Così come si può aggiungere che non dev'essere per nulla facile trasformare alcuni giocatori abituati a stare seduti in quasi tutte le gare che contano, durante la stagione nei rispettivi club, in protagonisti di fronte a corazzate come Serbia e Stati Uniti. E qui, siccome è successo, c'è grande merito per un Coach che sa farlo.
Si possono quindi dire tante cose, lo si può fare per diritto di critica e lo si deve fare con rispetto ma senza quel paraocchi di parte indossato da chi si sente, o lo è, obbligato a sceglire tra quel bianco e quel nero di cui si parlava prima.

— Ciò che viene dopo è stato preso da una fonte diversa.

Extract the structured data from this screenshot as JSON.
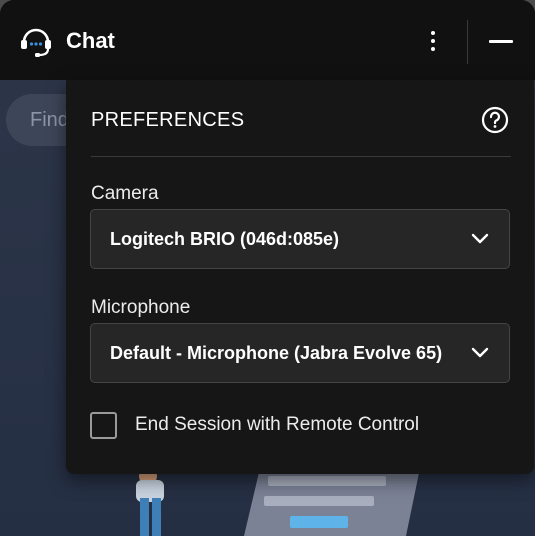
{
  "header": {
    "title": "Chat",
    "app_icon": "headset-chat-icon",
    "menu_icon": "kebab-menu-icon",
    "minimize_icon": "minimize-icon"
  },
  "background": {
    "search_placeholder": "Find"
  },
  "preferences": {
    "title": "PREFERENCES",
    "help_icon": "help-circle-icon",
    "camera": {
      "label": "Camera",
      "value": "Logitech BRIO (046d:085e)"
    },
    "microphone": {
      "label": "Microphone",
      "value": "Default - Microphone (Jabra Evolve 65)"
    },
    "end_session": {
      "label": "End Session with Remote Control",
      "checked": false
    }
  },
  "colors": {
    "panel_bg": "#161616",
    "titlebar_bg": "#111111",
    "content_bg": "#2c3548",
    "headset_accent": "#3b8edb"
  }
}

Italbasket da qualche anno è tornata squadra competitiva, grazie al percorso tracciato sapientemente da Meo Sacchetti ed ora proseguito da Gianmarco Pozzecco con metodi differenti. Non si va oltre quello scoglio dei quarti di finale? E' la realtà di quanto può esprimere il movimento.
Ricorderei infatti che sì, il campionato italiano è sicuramente cresciuto nelle ultime stagioni grazie all'approdo di alcuni grandi giocatori, tuttavia i verdetti delle coppe europee relegano l'Italia molto, molto indietro (quest'anno nessuna squadra nelle prime 8 di tutte le competizioni). Pretendere che una volta vestiti d'azzurro ci si trasformi in fenomeni è esercizio ridicolo ed allora sono ancora maggiori i meriti di chi comunque riesce a mantenere a livello competitivo un gruppo che, presi i giocatori singolarmente, a parte qualche eccellenza che si chiama Fontecchio, Melli o Datome, ha valori normalissimi.
Sarebbe interessantissimo approfondire tutto ciò proprio con il Poz. Conoscendone l'essenza ed il suo essere vero, sono certo che l'occasione arriverà. Con equilibrio, né bianco, né nero.